The three counties with the highest unemployment rates saw their rates decline. Scotland County’s unemployment rate fell by 0.2 percentage points, Rutherford County by the same and Edgecombe County by 0.6 percentage points.
“While it's good to see unemployment numbers fall, we've got more work to do to get out of this recession,” Alexandra Forter Sirota, policy analyst with the NC Justice Center's Budget & Tax Center. “North Carolina needs new job-creation policies, like subsidies to help private employers hire new workers, to get our economic engine running.”
All metropolitan areas in North Carolina experienced declines in their unemployment rate in July, though the state's metros saw mixed improvements in their labor markets.
Durham/ Chapel Hill has the lowest unemployment rate among the metropolitan areas; Hickory-Lenoir-Morganton (12.7 percent) and Rocky Mount (12.8 percent) had the highest unemployment rates.
At the end of July, data released by the Bureau of Labor Statistics ranked the Raleigh-Cary metro area 4th among the 100 largest metro areas for its job growth over the period 2005 to 2010.

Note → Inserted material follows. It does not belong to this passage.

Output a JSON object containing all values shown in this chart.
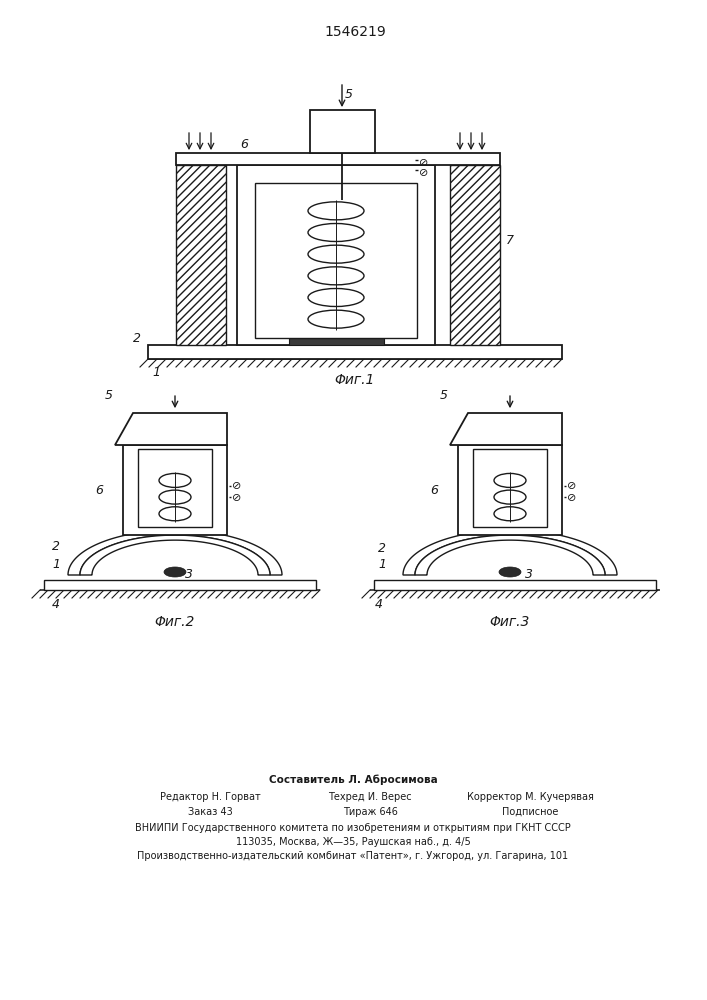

But there remained significant job losses. The change over-the-month in employment in metro areas was largely driven by the loss of government jobs.
“These numbers are a reminder that we need to keep job-creation policies at the top of the agenda,” said Sirota. “Any drop in unemployment numbers is good news, but we still aren't creating enough jobs to keep pace with jobs lost during the recession, and lost government jobs are a barrier to future economic success.”
Education funding passed by Congress will go some way to addressing these job losses which have been attributed to local school district cuts, she said.